All of this is leading up to Mt. Rainier. After getting into shape I was reminded of how much I liked climbing mountains in Boy Scouts and that it was something I wanted to try out again, but on a more technical level. I also wanted to expand my skill set for the type of work I can do and remote areas I can shoot in. So this summer I’ll be taking a mountaineering course that ends with a summit of Rainier.
While reading books about mountaineering it was becoming clear that one of the best ways to prepare was to run more. Running has always been my least favorite activity. Hike? Yes. Run? No. But thanks to the few months of exercise I had been doing, when I started to run, it wasn’t so terrible.

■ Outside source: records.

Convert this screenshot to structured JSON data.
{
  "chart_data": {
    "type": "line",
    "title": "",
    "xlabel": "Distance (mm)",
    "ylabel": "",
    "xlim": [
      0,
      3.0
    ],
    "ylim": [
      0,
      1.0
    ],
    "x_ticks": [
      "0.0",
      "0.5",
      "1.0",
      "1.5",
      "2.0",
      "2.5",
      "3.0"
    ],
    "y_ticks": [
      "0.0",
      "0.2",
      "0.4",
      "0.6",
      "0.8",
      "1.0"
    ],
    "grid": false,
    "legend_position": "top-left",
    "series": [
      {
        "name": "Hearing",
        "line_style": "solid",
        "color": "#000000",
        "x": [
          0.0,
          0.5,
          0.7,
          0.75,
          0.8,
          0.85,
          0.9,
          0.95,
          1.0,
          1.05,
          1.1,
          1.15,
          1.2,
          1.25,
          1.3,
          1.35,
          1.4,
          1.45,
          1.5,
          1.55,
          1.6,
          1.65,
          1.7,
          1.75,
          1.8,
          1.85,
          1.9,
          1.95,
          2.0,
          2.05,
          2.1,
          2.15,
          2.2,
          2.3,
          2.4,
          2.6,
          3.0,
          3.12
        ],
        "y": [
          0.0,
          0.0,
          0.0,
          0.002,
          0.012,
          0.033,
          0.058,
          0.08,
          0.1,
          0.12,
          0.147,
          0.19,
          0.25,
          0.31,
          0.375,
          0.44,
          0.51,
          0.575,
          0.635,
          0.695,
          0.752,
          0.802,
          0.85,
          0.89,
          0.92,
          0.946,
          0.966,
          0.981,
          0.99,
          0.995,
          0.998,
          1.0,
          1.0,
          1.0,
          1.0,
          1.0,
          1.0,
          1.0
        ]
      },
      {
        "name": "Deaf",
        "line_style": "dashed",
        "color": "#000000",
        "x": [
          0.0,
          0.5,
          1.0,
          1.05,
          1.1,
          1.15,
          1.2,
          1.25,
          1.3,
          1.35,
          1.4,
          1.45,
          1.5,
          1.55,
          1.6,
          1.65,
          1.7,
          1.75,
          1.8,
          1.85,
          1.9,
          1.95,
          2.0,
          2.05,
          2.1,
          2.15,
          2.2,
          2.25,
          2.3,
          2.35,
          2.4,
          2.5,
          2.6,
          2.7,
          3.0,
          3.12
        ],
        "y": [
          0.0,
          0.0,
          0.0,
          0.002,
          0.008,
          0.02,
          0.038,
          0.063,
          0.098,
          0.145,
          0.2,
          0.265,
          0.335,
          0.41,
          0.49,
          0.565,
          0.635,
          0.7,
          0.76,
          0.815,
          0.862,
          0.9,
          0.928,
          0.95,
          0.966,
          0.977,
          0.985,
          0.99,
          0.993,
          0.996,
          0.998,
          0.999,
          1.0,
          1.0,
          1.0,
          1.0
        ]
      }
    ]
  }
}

It’s actually one of my favorite things to do now (I’ve even brought my gear with me to run in the snow in Park City and Boston).
This is all to explain why I’ll be doing some posts about health and fitness, from the perspective of a guy who has no history of physical fitness but has dropped 30 pounds and is preparing to climb a mountain. So much of filmmaking (and especially documentary filmmaking) involves sitting at a computer for long hours and it’s killing us. This is about getting healthier and working better.